The Darkest Hour

I have seen junior doctors bullied by consultants. I have seem them intimidated and persecuted, humiliated on ward rounds in front of patients and nurses, deliberately made to look stupid. Some consultants give nothing but kindness and support, while others seem to go out of their way to make their junior’s life a misery. Student nurses are more protected on the wards and they’re much safer because they have so many different colleagues they can talk to. Junior doctors are often on their own. We try to take them under our wing, but there is only so much you can do. I often think about the ones I’ve known – the good ones – and hope wherever they are, they feel valued. Everyone should feel valued.

The ward sister

The night shift began just as the others had done.

A handover in the little room with the plastic skeleton. The same doctor with the tired eyes. Claire, the Irish nurse. The exchange of bleeps and the passing on of jobs. My registrar never came to handover, but he was out there somewhere should I need him, moving around the hospital – dealing with the emergencies and making the difficult decisions, while I got on with the routine and the mundane.

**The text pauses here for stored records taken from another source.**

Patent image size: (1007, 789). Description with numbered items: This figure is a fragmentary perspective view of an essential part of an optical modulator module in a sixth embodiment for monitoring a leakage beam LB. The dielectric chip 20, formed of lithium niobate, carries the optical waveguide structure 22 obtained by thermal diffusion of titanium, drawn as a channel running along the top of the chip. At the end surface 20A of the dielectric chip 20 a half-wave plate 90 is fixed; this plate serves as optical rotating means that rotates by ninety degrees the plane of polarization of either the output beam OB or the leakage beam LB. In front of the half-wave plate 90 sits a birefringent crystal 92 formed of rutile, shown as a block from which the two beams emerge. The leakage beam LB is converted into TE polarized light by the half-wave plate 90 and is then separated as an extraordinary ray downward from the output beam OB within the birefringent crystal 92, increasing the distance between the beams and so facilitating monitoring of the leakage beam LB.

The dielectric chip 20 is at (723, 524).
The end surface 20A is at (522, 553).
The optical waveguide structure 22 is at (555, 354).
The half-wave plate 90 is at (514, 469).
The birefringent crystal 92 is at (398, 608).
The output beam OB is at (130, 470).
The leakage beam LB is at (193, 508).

There were only a few jobs given to me, and none of them was urgent, so I sat for a few minutes and looked through a list at the patients I wanted to revisit, people I’d seen on previous nights and wanted to check on. A man with a grumbling high temperature on the male surgical ward. A woman on the second floor with a urine infection we couldn’t seem to shift. A dying woman in a side room on Ward 11, who had managed to hold on to another day and still remained on the list. I put the piece of paper in my pocket and made a start.

It was just coming up to 2 a.m.

Everything was going well. I’d just reinserted a cannula, for the third time, in a patient who seemed intent on pulling out all my glorious efforts the minute my back was turned, and I was going to make a pit stop at one of the vending machines when my bleep went off.

It was A&E. It was most likely a new admission, or someone who needed their medication writing up, and I stopped at a phone in the corridor in order to call them. It was my registrar. This was the first time in three nights he’d got in touch with me.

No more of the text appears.